Depending on the nature of the changes in the prostate tissue, the presence or absence of congestive and proliferative changes, as well as a concomitant prostate adenoma, different temperature regimes of microwave hyperthermia are used. At a temperature of 39-40 "The main effects of electromagnetic radiation of the microwave range, in addition to the above, are anti-congestive and bacteriostatic effects, as well as activation of the cellular immune system. At a temperature of 40-45 ° C, the sclerosing and neuroanalgesic effects prevail, such as the analgesiceffect is due to inhibition of sensory nerve endings.

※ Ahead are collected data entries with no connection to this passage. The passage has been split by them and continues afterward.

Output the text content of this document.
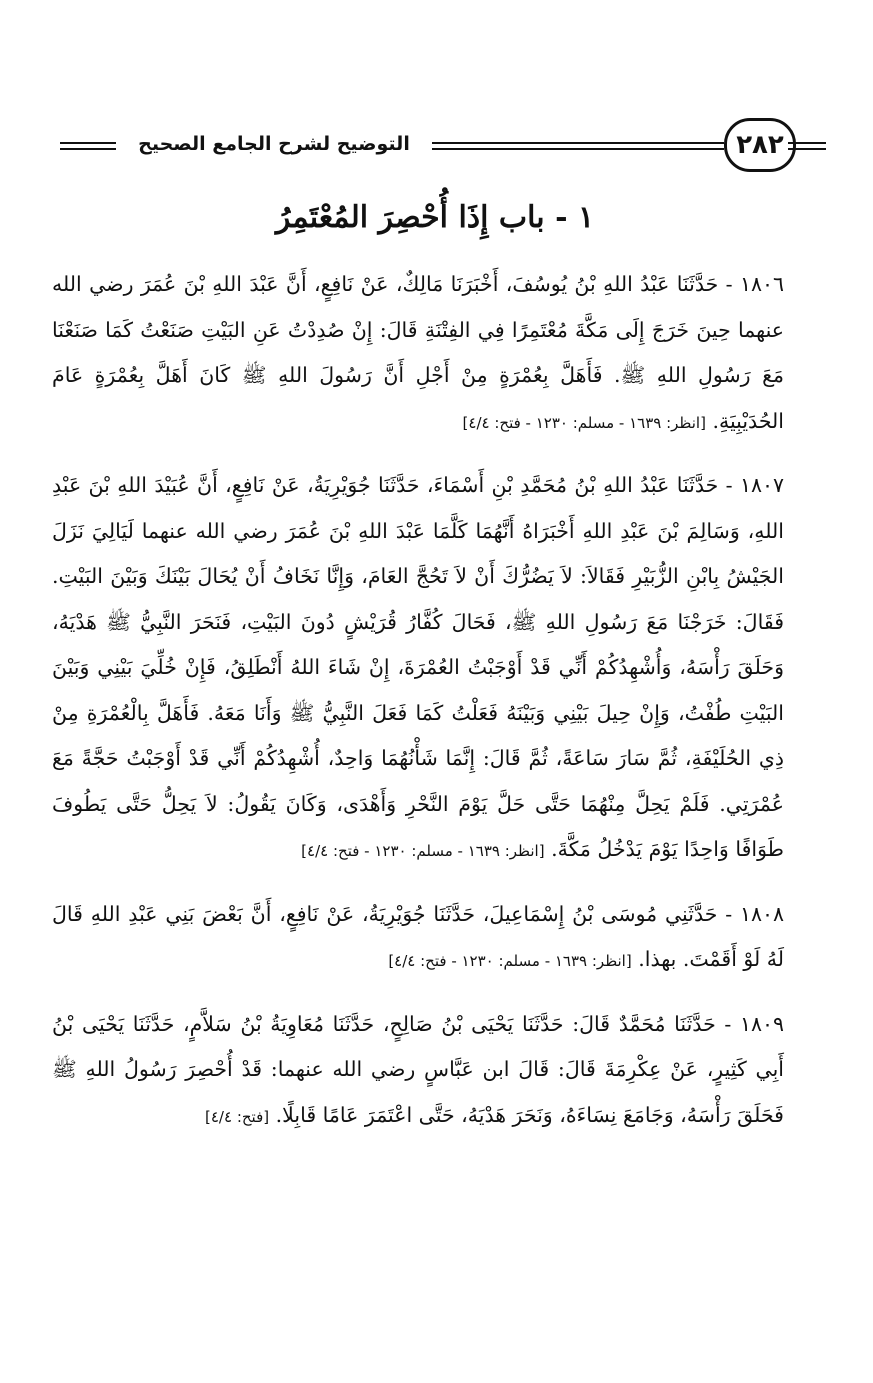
التوضيح لشرح الجامع الصحيح	٢٨٢
١ - باب إِذَا أُحْصِرَ المُعْتَمِرُ

١٨٠٦ - حَدَّثَنَا عَبْدُ اللهِ بْنُ يُوسُفَ، أَخْبَرَنَا مَالِكٌ، عَنْ نَافِعٍ، أَنَّ عَبْدَ اللهِ بْنَ عُمَرَ رضي الله عنهما حِينَ خَرَجَ إِلَى مَكَّةَ مُعْتَمِرًا فِي الفِتْنَةِ قَالَ: إِنْ صُدِدْتُ عَنِ البَيْتِ صَنَعْتُ كَمَا صَنَعْنَا مَعَ رَسُولِ اللهِ ﷺ. فَأَهَلَّ بِعُمْرَةٍ مِنْ أَجْلِ أَنَّ رَسُولَ اللهِ ﷺ كَانَ أَهَلَّ بِعُمْرَةٍ عَامَ الحُدَيْبِيَةِ. [انظر: ١٦٣٩ - مسلم: ١٢٣٠ - فتح: ٤/٤]

١٨٠٧ - حَدَّثَنَا عَبْدُ اللهِ بْنُ مُحَمَّدِ بْنِ أَسْمَاءَ، حَدَّثَنَا جُوَيْرِيَةُ، عَنْ نَافِعٍ، أَنَّ عُبَيْدَ اللهِ بْنَ عَبْدِ اللهِ، وَسَالِمَ بْنَ عَبْدِ اللهِ أَخْبَرَاهُ أَنَّهُمَا كَلَّمَا عَبْدَ اللهِ بْنَ عُمَرَ رضي الله عنهما لَيَالِيَ نَزَلَ الجَيْشُ بِابْنِ الزُّبَيْرِ فَقَالاَ: لاَ يَضُرُّكَ أَنْ لاَ تَحُجَّ العَامَ، وَإِنَّا نَخَافُ أَنْ يُحَالَ بَيْنَكَ وَبَيْنَ البَيْتِ. فَقَالَ: خَرَجْنَا مَعَ رَسُولِ اللهِ ﷺ، فَحَالَ كُفَّارُ قُرَيْشٍ دُونَ البَيْتِ، فَنَحَرَ النَّبِيُّ ﷺ هَدْيَهُ، وَحَلَقَ رَأْسَهُ، وَأُشْهِدُكُمْ أَنِّي قَدْ أَوْجَبْتُ العُمْرَةَ، إِنْ شَاءَ اللهُ أَنْطَلِقُ، فَإِنْ خُلِّيَ بَيْنِي وَبَيْنَ البَيْتِ طُفْتُ، وَإِنْ حِيلَ بَيْنِي وَبَيْنَهُ فَعَلْتُ كَمَا فَعَلَ النَّبِيُّ ﷺ وَأَنَا مَعَهُ. فَأَهَلَّ بِالْعُمْرَةِ مِنْ ذِي الحُلَيْفَةِ، ثُمَّ سَارَ سَاعَةً، ثُمَّ قَالَ: إِنَّمَا شَأْنُهُمَا وَاحِدٌ، أُشْهِدُكُمْ أَنِّي قَدْ أَوْجَبْتُ حَجَّةً مَعَ عُمْرَتِي. فَلَمْ يَحِلَّ مِنْهُمَا حَتَّى حَلَّ يَوْمَ النَّحْرِ وَأَهْدَى، وَكَانَ يَقُولُ: لاَ يَحِلُّ حَتَّى يَطُوفَ طَوَافًا وَاحِدًا يَوْمَ يَدْخُلُ مَكَّةَ. [انظر: ١٦٣٩ - مسلم: ١٢٣٠ - فتح: ٤/٤]

١٨٠٨ - حَدَّثَنِي مُوسَى بْنُ إِسْمَاعِيلَ، حَدَّثَنَا جُوَيْرِيَةُ، عَنْ نَافِعٍ، أَنَّ بَعْضَ بَنِي عَبْدِ اللهِ قَالَ لَهُ لَوْ أَقَمْتَ. بهذا. [انظر: ١٦٣٩ - مسلم: ١٢٣٠ - فتح: ٤/٤]

١٨٠٩ - حَدَّثَنَا مُحَمَّدٌ قَالَ: حَدَّثَنَا يَحْيَى بْنُ صَالِحٍ، حَدَّثَنَا مُعَاوِيَةُ بْنُ سَلاَّمٍ، حَدَّثَنَا يَحْيَى بْنُ أَبِي كَثِيرٍ، عَنْ عِكْرِمَةَ قَالَ: قَالَ ابن عَبَّاسٍ رضي الله عنهما: قَدْ أُحْصِرَ رَسُولُ اللهِ ﷺ فَحَلَقَ رَأْسَهُ، وَجَامَعَ نِسَاءَهُ، وَنَحَرَ هَدْيَهُ، حَتَّى اعْتَمَرَ عَامًا قَابِلًا. [فتح: ٤/٤]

Low-energy magnetic laser therapy has an effect on the prostate similar to microwave hyperthermia at 39-40°C, i. e. it stimulates microcirculation, has an anti-congestive effect, promotes the accumulation of drugs in the prostate tissue and the activation of the cellular immune system. In addition, laser therapy has a biostimulating effect. This method is most effective when congestive-infiltrative changes prevail in the organs of the reproductive system, which is why it is used for the treatment of acute and chronic prostatovesiculitis and epididymorchitis. In the absence of contraindications (stones in the prostate, adenoma), prostate massage has not lost its therapeutic value. In the treatment of chronic prostatitis, sanatorium-resort treatment and rational psychotherapy are successfully applied.
Surgical treatment of chronic prostatitis
Despite its prevalence and known difficulties in diagnosis and treatment, chronic prostatitis is not considered a life-threatening disease. This is proven by cases of prolonged and often ineffective therapy, turning the treatment process into a purely commercial venture with minimal risk to the patient's life. A much more serious danger is its complications, which not only disrupt the urination process and negatively affect the male reproductive function, but also lead to serious anatomical and functional changes in the bladder - sclerosis of the prostate and bladder neck.
Unfortunately, these complications often occur in young and middle-aged patients. That is why the use of transurethral electrosurgery (as a minimally invasive operation) is becoming more and more relevant. In severe organic BA caused by bladder neck sclerosis and prostate sclerosis, a transurethral incision is performed at 5, 7, and 12 o'clock of the conventional dial, or economical electrical resection of the prostate is performed. In cases where the result of chronic prostatitis is prostatic sclerosis with severe symptoms that do not respond to conservative therapy. performs the most radical transurethral electroresection of the prostate. Transurethral electroresection of the prostate can also be used in simple calculous prostatitis. Calcifications. localized in the central and transitional zones, they disrupt tissue trophism and increase congestion in isolated groups of acini, which leads to the development of pain that is difficult to treat conservatively. In such cases, electrical resection should be performed until the calcifications are removed as completely as possible. In some clinics, TRUS is used to monitor the resection of calcifications in such patients.
Another indication for endoscopic surgery is the sclerosis of seminal tuberculosis, accompanied by occlusion of the ejaculatory and excretory ducts of the prostate.
If an exacerbation of a chronic inflammatory process (purulent or serous-purulent discharge from the sinuses of the prostate) is diagnosed during a transurethral intervention, the operation must end with the removal of the entire remaining gland. The prostate is removed by electroresection, followed by accurate coagulation of bleeding vessels with a spherical electrode and placement of a trocar cystostomy to reduce intravesical pressure and prevent resorption of infected urine into the prostatic ducts.